Insistir em reformar a Previdência se tornou incompatível com os planos eleitorais do PMDB, e o governo lançou, no início da semana passada, em contrapartida ao recuo, um pacote de 15 medidas para estimular a arrecadação, que passou a ser chamado de “Plano B”. Grande parte delas, no entanto, já tramita no Congresso há anos. São roupas velhas embrulhadas num pacote novo, com poucas chances de mudarem de condição de fato num ano que deve ser nitroglicerina pura.
Tenho insistido aqui na necessidade de uma mudança na gestão das contas públicas, e daí meu apoio a alguma reforma na Previdência, por entender que, num país em envelhecimento, aumentar o tempo mínimo de serviço e de contribuição dos servidores públicos é uma forma de garantir que os ocupantes das carreiras mais bem remuneradas paguem pela aposentadoria dos demais. Seria uma forma de fazer alguma espécie de justiça.
Mas esse bombardeio de detalhes sobre os rendimentos daquelas que são, elas sim, as altas carreiras, altas mesmo, levou meu raciocínio para um outro patamar. É o cúmulo da incoerência se propor qualquer tipo de reforma nas contas públicas ignorando, por exemplo, que, como mostrou o jornal Folha de S. Paulo do dia 19 de fevereiro, o que o governo gasta por ano com penduricalhos e reajustes para carreiras privilegiadas do setor público (R$ 7,2 bilhões) é equivalente a 25% da verba total do programa Bolsa Família (R$ 28,7 bilhões).
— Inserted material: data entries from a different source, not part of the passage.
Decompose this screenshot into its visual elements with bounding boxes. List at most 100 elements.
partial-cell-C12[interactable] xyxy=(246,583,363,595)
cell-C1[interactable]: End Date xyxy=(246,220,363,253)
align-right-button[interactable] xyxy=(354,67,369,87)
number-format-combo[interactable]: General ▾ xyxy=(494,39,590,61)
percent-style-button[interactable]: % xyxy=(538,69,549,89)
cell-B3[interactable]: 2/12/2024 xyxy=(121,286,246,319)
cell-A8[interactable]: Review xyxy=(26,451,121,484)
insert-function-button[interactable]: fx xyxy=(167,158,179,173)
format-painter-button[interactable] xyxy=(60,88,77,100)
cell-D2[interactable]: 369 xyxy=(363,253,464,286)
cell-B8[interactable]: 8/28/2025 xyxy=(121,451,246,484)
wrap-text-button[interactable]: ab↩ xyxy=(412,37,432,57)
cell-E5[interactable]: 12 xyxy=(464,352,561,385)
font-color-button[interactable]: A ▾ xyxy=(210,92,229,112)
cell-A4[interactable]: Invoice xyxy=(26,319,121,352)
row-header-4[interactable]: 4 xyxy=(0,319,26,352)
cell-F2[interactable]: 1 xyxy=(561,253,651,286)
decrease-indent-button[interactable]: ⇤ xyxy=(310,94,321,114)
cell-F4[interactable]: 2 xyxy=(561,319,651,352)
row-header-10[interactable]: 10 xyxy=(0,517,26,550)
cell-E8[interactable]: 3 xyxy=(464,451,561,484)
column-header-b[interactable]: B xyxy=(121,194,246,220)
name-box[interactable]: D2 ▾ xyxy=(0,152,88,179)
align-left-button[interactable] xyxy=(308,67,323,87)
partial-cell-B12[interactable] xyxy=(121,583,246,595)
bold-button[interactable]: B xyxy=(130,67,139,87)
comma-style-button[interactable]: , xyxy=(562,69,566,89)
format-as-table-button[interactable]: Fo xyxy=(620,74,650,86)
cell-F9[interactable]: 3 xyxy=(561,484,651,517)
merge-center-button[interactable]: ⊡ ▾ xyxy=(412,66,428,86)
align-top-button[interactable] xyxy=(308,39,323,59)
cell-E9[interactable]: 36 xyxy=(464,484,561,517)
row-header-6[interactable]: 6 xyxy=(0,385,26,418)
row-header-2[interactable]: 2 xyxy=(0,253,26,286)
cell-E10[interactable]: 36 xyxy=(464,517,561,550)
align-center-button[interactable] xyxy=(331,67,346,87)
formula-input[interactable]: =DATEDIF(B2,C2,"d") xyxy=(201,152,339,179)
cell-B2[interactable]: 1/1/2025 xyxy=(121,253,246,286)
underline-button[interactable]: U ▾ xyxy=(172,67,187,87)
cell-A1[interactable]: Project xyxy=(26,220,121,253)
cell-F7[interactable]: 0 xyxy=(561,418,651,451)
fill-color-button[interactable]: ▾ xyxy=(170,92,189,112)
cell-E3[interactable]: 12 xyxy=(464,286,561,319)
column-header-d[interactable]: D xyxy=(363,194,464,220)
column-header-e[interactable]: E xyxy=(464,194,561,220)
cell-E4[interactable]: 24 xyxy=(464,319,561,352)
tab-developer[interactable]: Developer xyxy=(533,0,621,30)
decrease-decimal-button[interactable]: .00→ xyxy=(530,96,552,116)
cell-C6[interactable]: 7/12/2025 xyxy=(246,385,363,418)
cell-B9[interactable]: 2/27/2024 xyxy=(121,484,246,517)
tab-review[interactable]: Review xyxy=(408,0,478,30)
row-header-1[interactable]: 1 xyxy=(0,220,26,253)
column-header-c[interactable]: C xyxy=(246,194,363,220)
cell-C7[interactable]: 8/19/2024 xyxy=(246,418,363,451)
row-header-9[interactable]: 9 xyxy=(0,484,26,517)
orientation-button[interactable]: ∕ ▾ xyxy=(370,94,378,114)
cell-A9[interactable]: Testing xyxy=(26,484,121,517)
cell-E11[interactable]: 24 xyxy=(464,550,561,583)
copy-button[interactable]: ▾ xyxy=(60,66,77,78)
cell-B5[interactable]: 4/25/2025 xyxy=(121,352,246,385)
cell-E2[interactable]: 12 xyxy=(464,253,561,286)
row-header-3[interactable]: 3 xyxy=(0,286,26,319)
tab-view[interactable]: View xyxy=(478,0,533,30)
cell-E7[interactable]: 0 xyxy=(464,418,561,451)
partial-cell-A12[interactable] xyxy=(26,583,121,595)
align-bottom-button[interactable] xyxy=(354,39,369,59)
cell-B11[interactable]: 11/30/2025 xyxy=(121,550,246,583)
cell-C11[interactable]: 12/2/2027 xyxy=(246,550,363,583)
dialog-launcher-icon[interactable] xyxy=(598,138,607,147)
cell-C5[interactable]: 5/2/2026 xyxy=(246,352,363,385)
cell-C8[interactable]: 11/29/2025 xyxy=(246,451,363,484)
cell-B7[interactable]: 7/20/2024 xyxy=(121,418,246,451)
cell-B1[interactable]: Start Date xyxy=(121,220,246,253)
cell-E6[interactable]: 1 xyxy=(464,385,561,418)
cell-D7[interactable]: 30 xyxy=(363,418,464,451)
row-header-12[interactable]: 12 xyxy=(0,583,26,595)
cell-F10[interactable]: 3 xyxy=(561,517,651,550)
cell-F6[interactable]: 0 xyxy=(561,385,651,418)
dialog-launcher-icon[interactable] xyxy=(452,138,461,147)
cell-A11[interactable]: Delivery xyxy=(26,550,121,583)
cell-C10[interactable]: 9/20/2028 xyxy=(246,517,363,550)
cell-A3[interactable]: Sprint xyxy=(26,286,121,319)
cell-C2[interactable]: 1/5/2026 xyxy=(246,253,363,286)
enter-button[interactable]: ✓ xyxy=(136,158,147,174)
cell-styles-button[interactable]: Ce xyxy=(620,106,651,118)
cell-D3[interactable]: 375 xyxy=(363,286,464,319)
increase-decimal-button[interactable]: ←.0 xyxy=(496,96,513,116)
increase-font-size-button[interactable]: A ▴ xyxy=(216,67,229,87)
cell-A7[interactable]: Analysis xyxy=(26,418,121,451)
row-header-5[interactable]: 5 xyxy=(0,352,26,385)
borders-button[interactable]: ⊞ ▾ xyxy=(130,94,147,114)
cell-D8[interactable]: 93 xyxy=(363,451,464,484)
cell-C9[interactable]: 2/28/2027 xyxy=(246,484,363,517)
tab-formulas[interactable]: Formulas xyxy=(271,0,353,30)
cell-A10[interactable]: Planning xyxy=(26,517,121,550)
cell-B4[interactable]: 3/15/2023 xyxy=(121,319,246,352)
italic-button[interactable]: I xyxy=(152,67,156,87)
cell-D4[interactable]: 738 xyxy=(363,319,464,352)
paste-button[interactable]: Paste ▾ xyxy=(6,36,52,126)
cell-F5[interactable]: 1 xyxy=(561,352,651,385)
Não existe tese que possa com a verdade – a não ser que os interesses de quem toma a decisão final digam o contrário. Categorias profissionais cujos rendimentos permitem que seus membros tenham vários imóveis próprios não precisam de auxílio-moradia (salvo em casos muito específicos). E o que justifica que os dirigentes de um banco público de fomento sem concorrentes tenham salários equivalentes aos dos bancos privados mais competitivos, a não ser a posição estratégica dessa instituição para os interesses políticos dos sucessivos presidentes?
Ok, essas instituições têm suas previdências próprias. E, quanto maior o salário, maior a contribuição para o regime geral. Pois ainda assim. Meu ponto é que a reforma nas despesas com pessoal que precisa ser feita em nome de uma gestão pública que consiga focar naquilo que é realmente prioridade para a maioria dos brasileiros têm que ser surda para os interesses das minorias privilegiadas.
Se o governo estivesse realmente interessado em botar as contas em dia, em reverto das as discrepâncias e injustiças de seu sistema remuneratório e previdenciário, os privilégios das altas carreiras passariam… bom, “despercebidos”?